Kick Some Axe

Kung Fu Hustle kicks genre into a whole new realm

Kung Fu Hustle isn’t just a goofy, gravity-defying combo of two-fisted action flick and anything-for-a-laugh parody. It feels like the latest volley in a globe-spanning table tennis match between American and Hong Kong filmmakers.

Hollywood started the game by serving the Western, with its larger-than-life, lone-hero mythos. Across the Pacific, filmmakers versed in martial arts traditions knocked back the kung fu flick, making global superstars from the likes of Bruce Lee and Jackie Chan. American film-geek directors like Quentin Tarantino returned with obsessively loving chop-sockey tributes.

And now actor/filmmaker Stephen Chow takes Hollywood’s spirit of homage and its digital trickery to put a supersonic spin on the genre with Kung Fu Hustle.

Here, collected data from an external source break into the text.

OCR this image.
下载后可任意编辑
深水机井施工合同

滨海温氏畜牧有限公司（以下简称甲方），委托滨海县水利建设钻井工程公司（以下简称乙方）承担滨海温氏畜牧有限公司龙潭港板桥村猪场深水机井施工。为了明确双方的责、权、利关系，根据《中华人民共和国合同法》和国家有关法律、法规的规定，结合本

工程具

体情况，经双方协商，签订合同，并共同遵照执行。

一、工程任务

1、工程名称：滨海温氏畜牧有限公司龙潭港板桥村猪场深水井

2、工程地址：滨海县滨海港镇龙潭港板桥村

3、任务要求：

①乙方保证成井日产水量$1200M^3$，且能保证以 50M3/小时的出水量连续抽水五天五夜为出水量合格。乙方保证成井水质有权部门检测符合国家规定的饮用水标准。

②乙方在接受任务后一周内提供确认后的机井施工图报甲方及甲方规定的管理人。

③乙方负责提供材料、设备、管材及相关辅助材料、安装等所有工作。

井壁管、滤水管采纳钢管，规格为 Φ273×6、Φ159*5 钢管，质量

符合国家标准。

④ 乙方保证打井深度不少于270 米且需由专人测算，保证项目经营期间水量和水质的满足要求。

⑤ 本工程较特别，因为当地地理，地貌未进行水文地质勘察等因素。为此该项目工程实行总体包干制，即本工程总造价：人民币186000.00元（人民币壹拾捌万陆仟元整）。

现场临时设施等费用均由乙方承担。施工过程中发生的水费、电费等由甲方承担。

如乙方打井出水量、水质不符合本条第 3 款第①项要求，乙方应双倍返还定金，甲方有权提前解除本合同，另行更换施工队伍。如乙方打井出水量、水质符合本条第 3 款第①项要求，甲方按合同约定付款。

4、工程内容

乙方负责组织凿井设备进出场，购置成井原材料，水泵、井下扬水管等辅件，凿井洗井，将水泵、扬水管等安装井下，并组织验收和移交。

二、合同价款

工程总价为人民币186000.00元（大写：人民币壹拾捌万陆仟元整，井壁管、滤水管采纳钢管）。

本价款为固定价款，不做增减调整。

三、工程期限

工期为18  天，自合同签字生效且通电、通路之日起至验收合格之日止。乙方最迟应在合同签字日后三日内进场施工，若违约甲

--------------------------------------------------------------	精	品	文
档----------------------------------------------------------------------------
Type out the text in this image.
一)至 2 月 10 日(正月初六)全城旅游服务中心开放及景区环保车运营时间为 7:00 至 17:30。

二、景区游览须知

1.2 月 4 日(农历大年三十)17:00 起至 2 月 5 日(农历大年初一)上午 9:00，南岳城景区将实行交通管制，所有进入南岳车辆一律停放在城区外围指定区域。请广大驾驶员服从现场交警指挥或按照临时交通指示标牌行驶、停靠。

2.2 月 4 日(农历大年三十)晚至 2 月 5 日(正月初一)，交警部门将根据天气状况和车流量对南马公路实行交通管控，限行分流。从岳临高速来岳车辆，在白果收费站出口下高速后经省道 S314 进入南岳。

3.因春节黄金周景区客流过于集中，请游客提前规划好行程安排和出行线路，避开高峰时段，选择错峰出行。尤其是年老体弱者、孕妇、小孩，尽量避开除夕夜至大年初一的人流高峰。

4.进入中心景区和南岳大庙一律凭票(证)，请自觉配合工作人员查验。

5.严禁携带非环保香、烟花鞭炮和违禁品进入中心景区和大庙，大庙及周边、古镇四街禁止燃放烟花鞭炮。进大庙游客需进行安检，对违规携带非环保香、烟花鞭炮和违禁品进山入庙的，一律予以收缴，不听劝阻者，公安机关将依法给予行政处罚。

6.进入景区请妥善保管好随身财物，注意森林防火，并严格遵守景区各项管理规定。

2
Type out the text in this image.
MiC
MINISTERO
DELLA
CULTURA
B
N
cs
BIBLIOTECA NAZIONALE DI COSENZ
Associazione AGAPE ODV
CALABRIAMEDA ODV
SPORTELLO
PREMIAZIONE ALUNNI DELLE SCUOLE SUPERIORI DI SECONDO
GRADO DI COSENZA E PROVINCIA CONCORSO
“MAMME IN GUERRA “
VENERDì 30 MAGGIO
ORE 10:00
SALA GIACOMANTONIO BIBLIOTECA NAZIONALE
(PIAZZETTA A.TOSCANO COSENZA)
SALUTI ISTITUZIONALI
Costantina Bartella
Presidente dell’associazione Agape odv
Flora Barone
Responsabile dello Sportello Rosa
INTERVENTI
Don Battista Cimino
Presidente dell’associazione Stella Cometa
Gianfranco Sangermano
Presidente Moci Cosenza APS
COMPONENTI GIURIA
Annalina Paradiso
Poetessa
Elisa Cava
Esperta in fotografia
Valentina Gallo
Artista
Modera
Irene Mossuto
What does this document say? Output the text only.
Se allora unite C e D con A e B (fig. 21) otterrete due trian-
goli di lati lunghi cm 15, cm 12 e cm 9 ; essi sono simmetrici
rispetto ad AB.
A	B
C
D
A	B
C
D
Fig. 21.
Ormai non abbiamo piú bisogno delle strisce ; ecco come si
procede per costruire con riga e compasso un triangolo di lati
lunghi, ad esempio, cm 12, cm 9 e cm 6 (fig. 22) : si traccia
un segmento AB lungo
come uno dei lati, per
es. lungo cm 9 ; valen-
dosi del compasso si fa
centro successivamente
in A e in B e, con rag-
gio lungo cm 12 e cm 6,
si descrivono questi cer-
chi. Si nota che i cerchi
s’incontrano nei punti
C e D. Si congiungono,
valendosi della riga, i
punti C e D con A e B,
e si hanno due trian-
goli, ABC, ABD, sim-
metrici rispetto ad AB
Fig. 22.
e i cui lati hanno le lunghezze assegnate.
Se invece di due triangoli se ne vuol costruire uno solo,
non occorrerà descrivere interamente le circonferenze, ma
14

Sure, plenty of martial arts flicks start with rival mobsters beating each other to a pulp in the streets. But when Chow shows the sinister Axe Gang - top-hatted, hatchet-wielding toughs - consolidate its power in a peppy, axe-in-hand dance number, Kung Fu Hustle sails into the pop-culture stratosphere and hangs there, punching, kicking and walking on air.Much of the film takes place in Pig Sty Alley, a lively, overstuffed slum with sight gags and lovable stereotypes seemingly crammed into every corner. The harridan Landlady (Yuen Qiu), with her ever-present housecoat, curlers and cigarette jammed in the corner of her mouth, could have stepped right out of a comic strip. Unlucky Sing (Chow) tries to run a penny-ante con on the alley’s humble folk by impersonating a fearsome gangster - but accidentally brings the wrath of the real Axe Gang on the innocents.

Kung Fu Hustle amounts to a series of wildly staged fight scenes, in which the most unlikely characters turn out to be wizards at fisticuffs. A major set piece pits a leering lunatic in underwear and plastic flip-flops vs. a middle-aged couple in tacky tourist clothes. (Virtually all of Kung Fu Hustle’s supporting players are former chop-sockey stars.) As if in an escalating arm’s race with himself, Chow brings into the fray increasingly deadly combatants and even weirder special effects. The film’s strangest assassins strum a harp, and the musical notes leave blade marks on buildings and flesh alike.

Kung Fu Hustle shares the same legendary Hong Kong fight choreographer as the Matrix and Kill Bill movies, but Chow brings a breezy sense of the ridiculous to the whole genre. Whenever the director turns to Matrix-style computer imagery, it’s in the service of some zany visual joke worthy of Mad magazine. At one point, Sing takes a punch to the chest, and a fist-shaped hole blows out the back of his shirt. When the Landlady furiously chases Sing down a country road and the two zoom in and out of traffic, their legs speed up to invisible blurs, like the Roadrunner’s.

Chow applies the same crazed creativity he brought to Shaolin Soccer, his delightful sports spoof barely seen in the United States, thanks to Miramax’s botched release. Yet Kung Fu Hustle can be cartoonish to a fault. Chow strains so hard to entertain, to keep us constantly wowed and tickled, that he gives short shrift to his characters. Some come on strong - like snake-eyed Kwok Kuen Chan as the Axe Gang’s drawling leader - then get arbitrarily drop-kicked out of the story.

Chow engagingly plays Sing as a chicken-hearted clown, like one of Woody Allen’s cowardly heroes from his early, funny work. But Sing spends so much time cringing on the sidelines that we never really care whether “He is The One!” (another riff on the Matrix). As a joke-cracking, rule-breaking filmmaker, however, Chow may really be the one, someone who can turn a disrespected but beloved genre upside down and inspire another generation of artists.